De prachtige documentaire uit 2009 over het islamitische Palestijnse dorpje Budrus heeft heel de wereld laten zien, hoe vrouwen er in hun Huizen van Vrede met hun mannen en zonen praten over geweldloos verzet tegen het vernielen van hun eeuwenoude olijfboomgaarden (3000 bomen), omdat de muur er gebouwd ‘moest’ worden. Ayed is een belangrijke vredestichter in deze Palestijnse gemeenschap. Zijn vijftienjarige dochter Iltezam richtte een vrouwenbeweging op, die de leiding nam in de geweldloze confrontatie met de bezetter. Vader en dochter bereikten het onmogelijke: Fatah en Hamas verenigden zich plaatselijk in een geweldloze strijd en er werd een vrouwelijke leider aanvaard, ook honderden Israëli’s sloten zich later bij de geweldloze acties aan. Die verspreiden zich een tijd lang als een olievlek en brachten de bezetter in een steeds grotere verlegenheid. Dat doet ook de christen Daoud Nassar.
‘’We refuse to be enemies!”
Daoud Nassar is een Palestijnse boer uit Bethlehem. Ik bezocht hem in de advent van 2011 voor het eerst. Het bedrijf van de familie Nassar bevindt zich op een heuveltop ten zuiden van Bethlehem, omsingeld door illegale Israëlische nederzettingen, die hem proberen weg te pesten. Het is ze niet gelukt, ondanks dat het leger hem verboden heeft te bouwen en om stromend water en elektriciteit aan te leggen. Hij bouwde er niettemin zijn Huis van Vrede.

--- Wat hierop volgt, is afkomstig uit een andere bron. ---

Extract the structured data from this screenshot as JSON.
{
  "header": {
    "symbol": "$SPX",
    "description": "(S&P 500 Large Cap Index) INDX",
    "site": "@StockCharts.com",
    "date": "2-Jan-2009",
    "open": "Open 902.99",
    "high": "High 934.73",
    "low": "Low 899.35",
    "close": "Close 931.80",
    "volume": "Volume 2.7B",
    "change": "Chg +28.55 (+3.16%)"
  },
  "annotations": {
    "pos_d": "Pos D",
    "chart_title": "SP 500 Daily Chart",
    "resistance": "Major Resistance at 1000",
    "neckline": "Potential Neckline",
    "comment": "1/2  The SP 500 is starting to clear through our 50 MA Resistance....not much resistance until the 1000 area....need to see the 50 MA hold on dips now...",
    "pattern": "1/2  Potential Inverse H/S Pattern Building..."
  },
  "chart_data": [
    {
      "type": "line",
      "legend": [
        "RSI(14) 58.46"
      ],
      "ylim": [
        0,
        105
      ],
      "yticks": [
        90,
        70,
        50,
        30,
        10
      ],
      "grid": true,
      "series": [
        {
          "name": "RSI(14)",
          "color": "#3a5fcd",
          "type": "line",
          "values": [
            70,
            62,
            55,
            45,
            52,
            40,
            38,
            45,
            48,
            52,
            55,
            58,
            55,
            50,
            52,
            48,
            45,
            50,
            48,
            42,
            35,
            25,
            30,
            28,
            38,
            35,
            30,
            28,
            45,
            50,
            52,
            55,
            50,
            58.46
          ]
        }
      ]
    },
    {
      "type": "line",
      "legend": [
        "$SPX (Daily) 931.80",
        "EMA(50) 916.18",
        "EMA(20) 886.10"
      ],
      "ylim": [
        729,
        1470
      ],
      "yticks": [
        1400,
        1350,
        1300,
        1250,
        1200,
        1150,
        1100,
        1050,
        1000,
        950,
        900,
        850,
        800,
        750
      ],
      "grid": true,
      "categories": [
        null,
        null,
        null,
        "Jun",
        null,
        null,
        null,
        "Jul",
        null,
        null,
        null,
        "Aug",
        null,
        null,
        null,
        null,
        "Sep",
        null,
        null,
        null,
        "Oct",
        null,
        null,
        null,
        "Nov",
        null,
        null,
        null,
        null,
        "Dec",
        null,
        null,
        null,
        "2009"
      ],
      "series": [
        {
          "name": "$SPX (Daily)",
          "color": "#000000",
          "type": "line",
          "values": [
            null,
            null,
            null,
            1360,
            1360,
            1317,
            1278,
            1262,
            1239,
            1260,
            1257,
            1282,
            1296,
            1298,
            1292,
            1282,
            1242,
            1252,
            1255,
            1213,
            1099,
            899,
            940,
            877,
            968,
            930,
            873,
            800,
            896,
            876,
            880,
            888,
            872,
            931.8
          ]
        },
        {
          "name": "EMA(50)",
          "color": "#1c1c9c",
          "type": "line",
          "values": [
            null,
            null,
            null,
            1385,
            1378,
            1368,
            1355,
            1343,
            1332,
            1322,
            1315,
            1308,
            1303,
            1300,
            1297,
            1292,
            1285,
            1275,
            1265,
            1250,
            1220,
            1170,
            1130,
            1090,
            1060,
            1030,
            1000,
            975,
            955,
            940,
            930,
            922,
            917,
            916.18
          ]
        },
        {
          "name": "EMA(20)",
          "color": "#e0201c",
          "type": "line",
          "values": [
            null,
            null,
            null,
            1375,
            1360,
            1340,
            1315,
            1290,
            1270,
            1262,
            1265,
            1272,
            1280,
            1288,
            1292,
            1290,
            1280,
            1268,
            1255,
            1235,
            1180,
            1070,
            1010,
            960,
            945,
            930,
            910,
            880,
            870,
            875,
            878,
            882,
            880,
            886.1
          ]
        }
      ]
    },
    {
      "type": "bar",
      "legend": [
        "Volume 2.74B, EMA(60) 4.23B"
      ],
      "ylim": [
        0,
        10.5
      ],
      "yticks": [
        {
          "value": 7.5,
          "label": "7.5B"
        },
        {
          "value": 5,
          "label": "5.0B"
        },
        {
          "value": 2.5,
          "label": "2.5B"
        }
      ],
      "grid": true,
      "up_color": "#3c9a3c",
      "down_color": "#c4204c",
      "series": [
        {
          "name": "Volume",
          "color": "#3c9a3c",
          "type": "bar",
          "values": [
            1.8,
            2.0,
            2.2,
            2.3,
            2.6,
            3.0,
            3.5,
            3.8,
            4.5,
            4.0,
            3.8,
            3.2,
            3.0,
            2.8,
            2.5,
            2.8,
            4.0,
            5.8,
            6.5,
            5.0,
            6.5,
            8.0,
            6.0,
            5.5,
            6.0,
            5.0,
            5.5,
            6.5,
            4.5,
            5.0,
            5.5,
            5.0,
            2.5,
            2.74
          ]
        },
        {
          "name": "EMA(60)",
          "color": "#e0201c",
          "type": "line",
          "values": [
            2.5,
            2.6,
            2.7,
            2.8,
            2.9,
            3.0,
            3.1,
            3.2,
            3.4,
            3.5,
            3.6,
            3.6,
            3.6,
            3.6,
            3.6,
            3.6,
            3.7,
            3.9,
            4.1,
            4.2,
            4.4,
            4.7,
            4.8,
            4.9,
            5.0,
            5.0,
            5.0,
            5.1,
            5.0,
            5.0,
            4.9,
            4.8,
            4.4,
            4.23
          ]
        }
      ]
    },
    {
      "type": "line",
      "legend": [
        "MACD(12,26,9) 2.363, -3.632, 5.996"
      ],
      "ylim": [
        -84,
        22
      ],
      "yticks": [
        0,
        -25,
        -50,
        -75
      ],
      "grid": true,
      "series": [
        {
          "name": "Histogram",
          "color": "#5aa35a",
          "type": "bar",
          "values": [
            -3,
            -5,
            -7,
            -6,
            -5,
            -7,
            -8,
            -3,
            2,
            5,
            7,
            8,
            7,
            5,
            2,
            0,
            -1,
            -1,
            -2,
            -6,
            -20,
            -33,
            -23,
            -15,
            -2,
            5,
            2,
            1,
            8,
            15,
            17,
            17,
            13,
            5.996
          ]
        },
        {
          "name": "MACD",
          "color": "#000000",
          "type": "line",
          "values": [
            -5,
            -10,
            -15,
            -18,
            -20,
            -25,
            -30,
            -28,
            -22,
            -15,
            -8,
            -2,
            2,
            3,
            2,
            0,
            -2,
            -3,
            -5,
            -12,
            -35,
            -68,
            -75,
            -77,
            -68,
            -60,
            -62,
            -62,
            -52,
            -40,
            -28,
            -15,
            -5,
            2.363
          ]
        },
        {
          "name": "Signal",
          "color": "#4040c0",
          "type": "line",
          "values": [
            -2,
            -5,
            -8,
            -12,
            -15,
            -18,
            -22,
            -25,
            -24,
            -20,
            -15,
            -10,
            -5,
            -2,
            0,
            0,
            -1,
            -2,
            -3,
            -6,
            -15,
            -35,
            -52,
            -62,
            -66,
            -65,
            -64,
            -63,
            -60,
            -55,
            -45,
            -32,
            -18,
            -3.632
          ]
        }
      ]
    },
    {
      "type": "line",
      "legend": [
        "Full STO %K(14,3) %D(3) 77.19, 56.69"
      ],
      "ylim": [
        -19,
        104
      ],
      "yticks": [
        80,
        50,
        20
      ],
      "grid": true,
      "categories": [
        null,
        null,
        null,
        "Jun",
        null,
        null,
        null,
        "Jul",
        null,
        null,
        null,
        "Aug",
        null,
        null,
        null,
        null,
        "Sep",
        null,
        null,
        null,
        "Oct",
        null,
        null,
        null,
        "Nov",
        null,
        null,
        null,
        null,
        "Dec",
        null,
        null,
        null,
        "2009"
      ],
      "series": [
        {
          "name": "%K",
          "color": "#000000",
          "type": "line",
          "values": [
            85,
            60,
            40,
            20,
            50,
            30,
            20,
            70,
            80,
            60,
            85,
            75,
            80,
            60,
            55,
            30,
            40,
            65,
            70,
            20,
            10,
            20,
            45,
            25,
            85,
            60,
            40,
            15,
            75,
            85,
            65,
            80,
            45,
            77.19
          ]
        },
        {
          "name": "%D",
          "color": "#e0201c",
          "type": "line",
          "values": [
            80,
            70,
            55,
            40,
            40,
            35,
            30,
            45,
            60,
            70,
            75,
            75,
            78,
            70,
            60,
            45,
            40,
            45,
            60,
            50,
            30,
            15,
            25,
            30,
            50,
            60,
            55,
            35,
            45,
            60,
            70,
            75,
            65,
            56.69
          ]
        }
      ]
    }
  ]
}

Vanuit zijn christelijke geloofsovertuiging zet Daoud zich met zijn familie op een geweldloze en zeer creatieve manier in onder het motto: “We refuse to be ennemies!”. “Wij weigeren vijanden te zijn”: het staat geschilderd op een grenssteen bij zijn land. “Bouwen op je land is verboden!” zegt de God ‘Veiligheid’. Daarom is Daoud begonnen met het leegscheppen en het opknappen van een zevental ondergrondse herdersgrotten. Het zijn nu opslagruimten, ook voor water. In één is een kapel gevestigd, in een ander een ontmoetingsruimte. Met hulp van buitenlandse vrienden is hij het project ‘Tent of Nations’ gestart. Christelijke en moslim jongeren uit Bethlehem komen er helpen bij het planten van olijfbomen, kinderen komen er op zomerkamp, Palestijnse vrouwen leren met buitenlanders de Engelse taal spreken en te werken met computers, die draaien op zonne-energie. Daoud Nassar krijgt ook bezoek van Israëlische groepen. Hij vertelde me over vrouwen van settlers, die nieuwsgierig geworden waren door de vrolijke muziek en gezang van zijn zomergasten. Daoud is ervan overtuigd dat een uiteindelijke oplossing een keer moet komen van de politiek, maar dat religies zich moeten uitspreken tégen onrecht in het Land en dat die het gedrag van de staat Israël moeten veroordelen. Maar tegelijkertijd gelooft hij dat Israëli’s en Palestijnen niet mogen wachten tot er een oplossing komt, maar er zelf al mee kunnen beginnen door het kwade met het goede te overstemmen.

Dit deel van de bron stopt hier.